Hard anodized aluminum grill pans are much easier to clean, especially nonstick varieties. Less expensive versions have difficulty delivering an even cooking surface or the coveted grill marks. Nonstick versions can be easily scratched. Aluminum pans are not suitable for higher temperatures or for use on induction stovetops.
If you don’t have a grill pan on hand, a regular cast iron pan will work just fine.
Pro tips for grill pans or grills
Preheat the grill pan or grill to medium-high (medium heat for nonstick).

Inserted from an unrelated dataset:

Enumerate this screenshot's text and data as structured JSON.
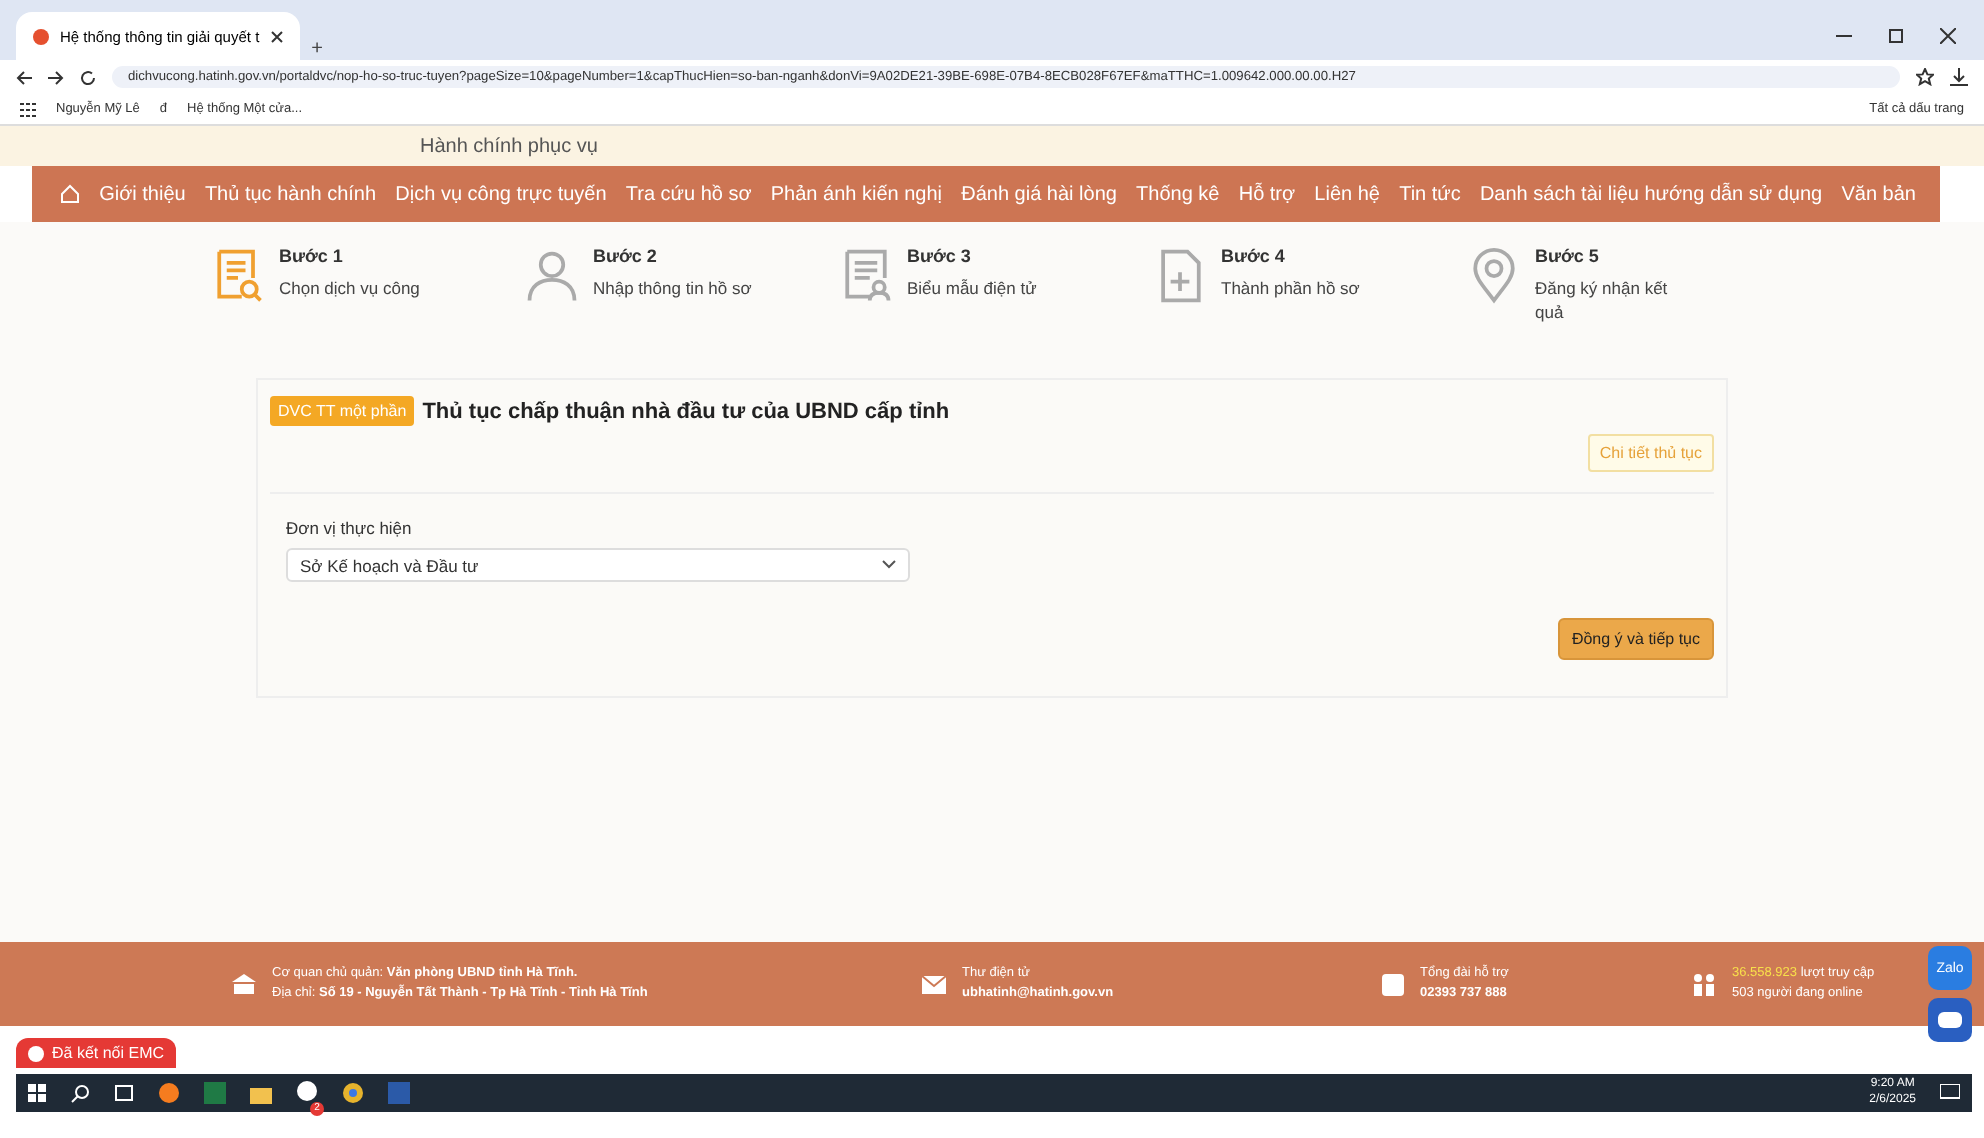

You don’t need to add oil when you cook Wagyu ribeye; the natural marbling will melt and provide all the oil you’ll need
Pro dicing tip from Chief Cook Kathy:
When dicing peaches and tomatoes, you’re going for cubes about a quarter-inch or less. This can be challenging, as slices tend to fall away or stick to the knife as you go. Make dicing easier by first halving your fruit, resting it on its cut side, and starting your cuts with a sharp knife on one end. Tuck those fingers out of the way! Make your slices close together, and almost all the way through. This keeps those slices in place while you make your cross-cut. Finish your dicing process by cutting off the bottom part and dicing it up along with any larger pieces.
There are two ways of using oil to keep veggies from sticking to the pan or grill:
Brush oil onto the pan or grill before adding the veggies. Just be cautious due to high heat and/or open flame.
Lightly toss veggies in oil to help seasonings stick, but quickly remove them from excess oil so they don’t absorb more than is needed.